Possession des objets, ces armes terrifiantes ou désuètes qui s’échangent dans les sous-bois ou les arrière-boutiques, ces porcelaines qui n’en finissent pas d’être dérobées, ce portrait en pied qui, s’amenuisant à chaque nouveau propriétaire, échouera en médaillon ; possession des êtres, chacun s’efforçant de "posséder" son prochain ou la femme (ou le mari) de son prochain. Pour reprendre quelques balançoires lelouchiennes, il n’y a pas "les bons et les méchants", il y a "les uns et les autres" qui tous s’équivalent et tous courent en rond, les voleurs et les volés, les voleurs volés et les volés voleurs, les corrompus et les corrupteurs.

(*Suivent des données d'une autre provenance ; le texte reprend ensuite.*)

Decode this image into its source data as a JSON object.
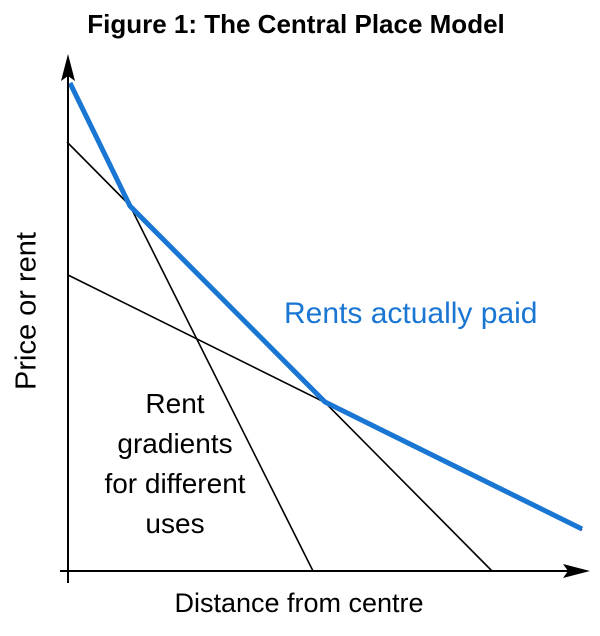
{
  "title": "Figure 1: The Central Place Model",
  "axes": {
    "y_label": "Price or rent",
    "x_label": "Distance from centre"
  },
  "annotations": {
    "envelope_label": "Rents actually paid",
    "gradients_label_lines": [
      "Rent",
      "gradients",
      "for different",
      "uses"
    ]
  },
  "colors": {
    "envelope_blue": "#1976D2",
    "line_black": "#000000",
    "background": "#FFFFFF"
  },
  "chart_data": {
    "type": "line",
    "title": "Figure 1: The Central Place Model",
    "xlabel": "Distance from centre",
    "ylabel": "Price or rent",
    "axes_numeric": false,
    "xlim": [
      0,
      10
    ],
    "ylim": [
      0,
      10
    ],
    "grid": false,
    "legend_position": "none",
    "series": [
      {
        "name": "rent-gradient-steep",
        "group_label": "Rent gradients for different uses",
        "color": "#000000",
        "points": [
          [
            0,
            9.4
          ],
          [
            4.7,
            0
          ]
        ]
      },
      {
        "name": "rent-gradient-middle",
        "group_label": "Rent gradients for different uses",
        "color": "#000000",
        "points": [
          [
            0,
            8.3
          ],
          [
            8.2,
            0
          ]
        ]
      },
      {
        "name": "rent-gradient-shallow",
        "group_label": "Rent gradients for different uses",
        "color": "#000000",
        "points": [
          [
            0,
            5.7
          ],
          [
            9.9,
            0.8
          ]
        ]
      },
      {
        "name": "rents-actually-paid-envelope",
        "group_label": "Rents actually paid",
        "color": "#1976D2",
        "points": [
          [
            0,
            9.4
          ],
          [
            1.2,
            7.1
          ],
          [
            4.9,
            3.3
          ],
          [
            9.9,
            0.8
          ]
        ]
      }
    ],
    "pixel_geometry": {
      "x_axis_shaft": [
        [
          60,
          571
        ],
        [
          580,
          571
        ]
      ],
      "x_axis_arrow": [
        [
          590,
          571
        ],
        [
          563,
          564
        ],
        [
          568,
          571
        ],
        [
          563,
          578
        ]
      ],
      "y_axis_shaft": [
        [
          68,
          583
        ],
        [
          68,
          76
        ]
      ],
      "y_axis_arrow": [
        [
          68,
          54
        ],
        [
          61,
          81
        ],
        [
          68,
          76
        ],
        [
          75,
          81
        ]
      ],
      "black_lines": [
        [
          [
            69,
            84
          ],
          [
            313,
            571
          ]
        ],
        [
          [
            67,
            142
          ],
          [
            492,
            571
          ]
        ],
        [
          [
            68,
            275
          ],
          [
            582,
            530
          ]
        ]
      ],
      "envelope": [
        [
          70,
          83
        ],
        [
          130,
          206
        ],
        [
          325,
          402
        ],
        [
          582,
          529
        ]
      ],
      "black_line_width": 1.6,
      "axis_width": 2,
      "envelope_width": 5
    }
  }
}
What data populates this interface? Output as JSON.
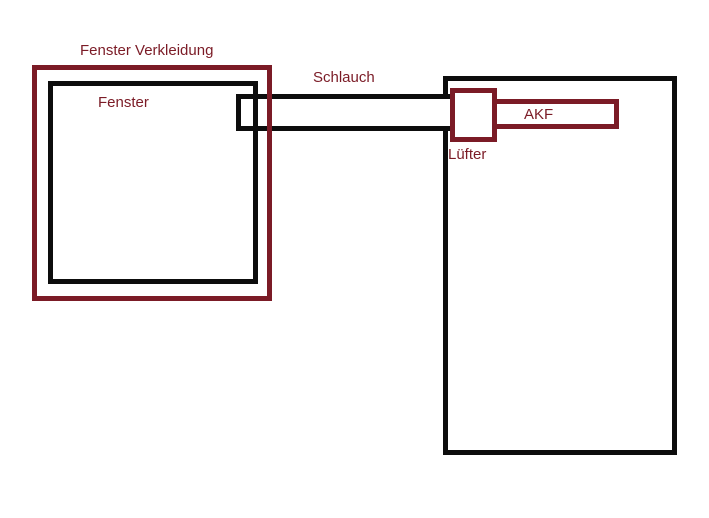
{
  "diagram": {
    "title": "Window fan ventilation schematic",
    "colors": {
      "accent_red": "#7b1b26",
      "line_black": "#0d0d0d",
      "background": "#ffffff"
    },
    "labels": {
      "verkleidung": "Fenster Verkleidung",
      "fenster": "Fenster",
      "schlauch": "Schlauch",
      "luefter": "Lüfter",
      "akf": "AKF"
    }
  }
}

Mais tous s’équivalent-ils vraiment ? Car Otar losséliani est un moraliste : pas question de renvoyer chacun dos à dos, pas d’œcuménisme dénonciateur. Son jeu de massacre épargne certains, dont on peut imaginer qu’ils gardent sa sympathie : les voleurs "vrais", ceux qui ne dissimulent pas sous une façade sociale leur indignité, les anarchistes-déboulonneurs d’idoles de jardin public, les clochards, les prostituées et les éboueurs chanceux. Eux seuls sont promis au "dimanche de la vie, qui nivelle tout et éloigne ce qui est mauvais", pour reprendre G.W. Hegel cité par Raymond Queneau - on y revient.
On y revient, parce que l’auteur de Zazie dans le métro fut, entre autres merveilles, un piéton parisien érudit - d’abord par goût de l’érudition, et aussi parce qu’il était d’une époque où Paris existait encore à l’état naturel. Le Paris des rues et des faubourgs baigne Pierrot et Odile, comme il baignait tout le cinéma français des années trente, des grands aux petits, de La Chienne au Roi des resquilleurs (6). Un Paris qu’on pensait disparu à grands coups de rénovation et qui pourtant existe encore, puisque Otar losséliani l’a rencontré.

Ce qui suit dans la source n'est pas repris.